ABSTRACT

The children of the rural poor engage, by and large, in a variety of activities that, though seldom remunerated, are necessary for the livelihood of the family. These activities have little in common with child labour in its accepted meaning of remunerated work undertaken under an employment agreement. Studies of children’s work therefore rightly make a basic distinction between work in waged employment and that undertaken within the context of the family. Though acknowledging that in peasant societies the latter is the dominant form, these studies have, however, surprisingly neglected its social and economic meaning. The obvious reason is that in spite of its vital importance for poor households, economic theory attributes little value to this type of work (Wadel 1979:366ff). For both neoclassical economic theory and conventional Marxism it creates mainly use value, in opposition to exchange value that is the source of profit and capital growth (Folbre 1986:247-8). An added reason for its neglect is that normally it is felt not to impair the healthy development of children or to detract from such essential activities as education and play.
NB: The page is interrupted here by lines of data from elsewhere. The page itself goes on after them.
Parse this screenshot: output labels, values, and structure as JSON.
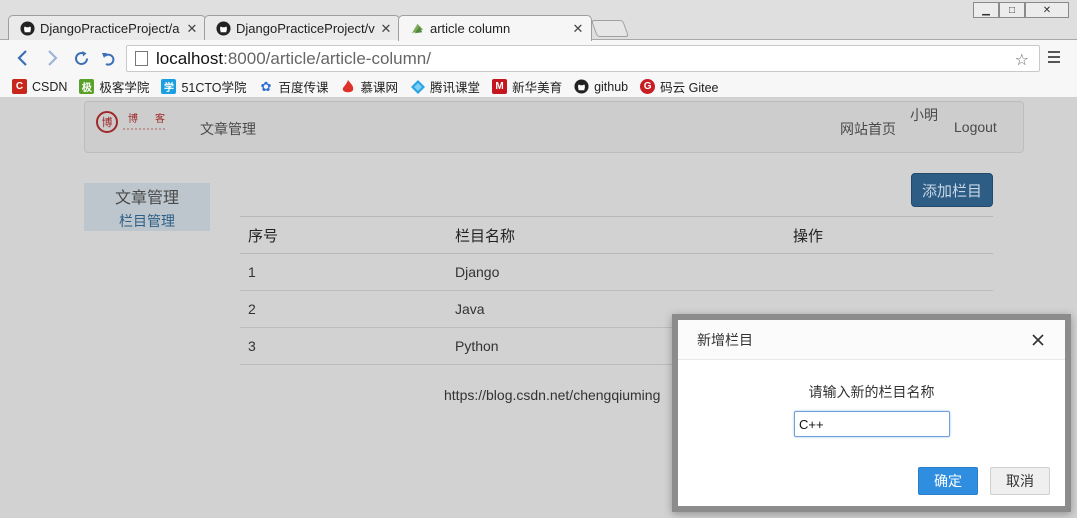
{
  "browser": {
    "tabs": [
      {
        "title": "DjangoPracticeProject/a",
        "icon": "github-icon",
        "active": false
      },
      {
        "title": "DjangoPracticeProject/v",
        "icon": "github-icon",
        "active": false
      },
      {
        "title": "article column",
        "icon": "django-leaf-icon",
        "active": true
      }
    ],
    "address": {
      "host": "localhost",
      "path": ":8000/article/article-column/"
    },
    "bookmarks": [
      {
        "label": "CSDN",
        "icon": "csdn-icon",
        "color": "#c9261b"
      },
      {
        "label": "极客学院",
        "icon": "jikexueyuan-icon",
        "color": "#5aa12a"
      },
      {
        "label": "51CTO学院",
        "icon": "51cto-icon",
        "color": "#1b9fe0"
      },
      {
        "label": "百度传课",
        "icon": "baidu-paw-icon",
        "color": "#2d6fd6"
      },
      {
        "label": "慕课网",
        "icon": "imooc-flame-icon",
        "color": "#e0302b"
      },
      {
        "label": "腾讯课堂",
        "icon": "tencent-classroom-icon",
        "color": "#2aa4e6"
      },
      {
        "label": "新华美育",
        "icon": "xinhua-m-icon",
        "color": "#c4161c"
      },
      {
        "label": "github",
        "icon": "github-icon",
        "color": "#222222"
      },
      {
        "label": "码云 Gitee",
        "icon": "gitee-icon",
        "color": "#c71d23"
      }
    ]
  },
  "navbar": {
    "logo_alt": "博 客",
    "article_manage": "文章管理",
    "home": "网站首页",
    "username": "小明",
    "logout": "Logout"
  },
  "sidebar": {
    "title": "文章管理",
    "item": "栏目管理"
  },
  "main": {
    "add_button": "添加栏目",
    "table": {
      "headers": [
        "序号",
        "栏目名称",
        "操作"
      ],
      "rows": [
        {
          "id": "1",
          "name": "Django"
        },
        {
          "id": "2",
          "name": "Java"
        },
        {
          "id": "3",
          "name": "Python"
        }
      ]
    },
    "footer": "https://blog.csdn.net/chengqiuming"
  },
  "dialog": {
    "title": "新增栏目",
    "prompt": "请输入新的栏目名称",
    "input_value": "C++",
    "ok": "确定",
    "cancel": "取消"
  },
  "colors": {
    "primary": "#2d5c85",
    "dialog_ok": "#2f8ee0"
  }
}
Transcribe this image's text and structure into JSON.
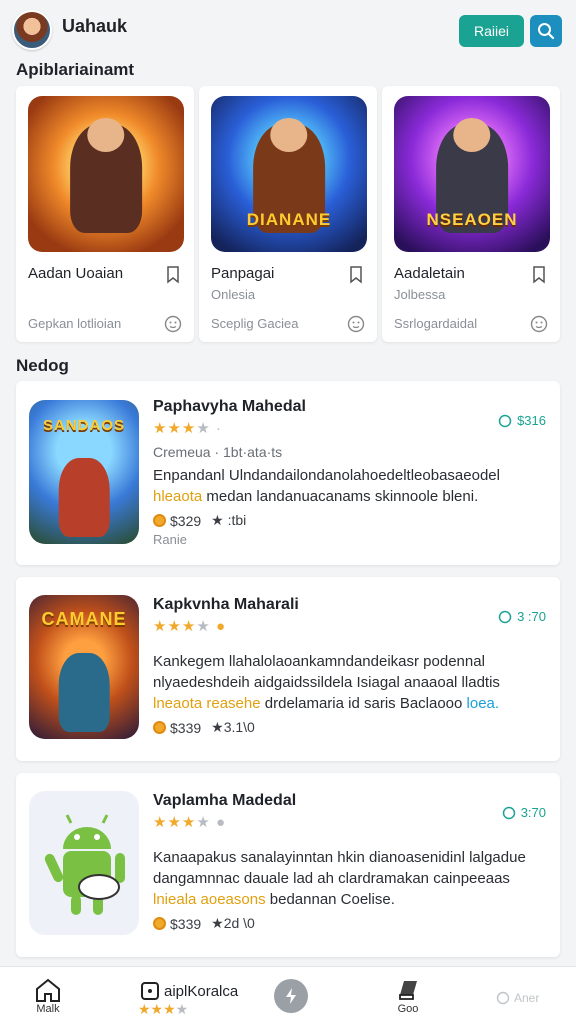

While waged employment is generally agreed to lead to the objectionable exploitation of children, work undertaken under parental supervision is conceived of as part of the household’s moral economy and an essential aspect of socialization. Typically, poor parents are believed to be able to effectively protect their children from excessive drudgery when the latter work under their supervision. That poor children are often able to combine this work with schooling is taken as an additional proof of its suitability (Bouhdiba 1982:17; Bequele and Boyden 1988:2; Fyfe 1989:3ff). A more deep-seated reason still is the reticence, if not hostility, harboured by economic and political elites towards a critical reappraisal of this type of work, particularly if treated in terms of exploitation (Morice 1981:132).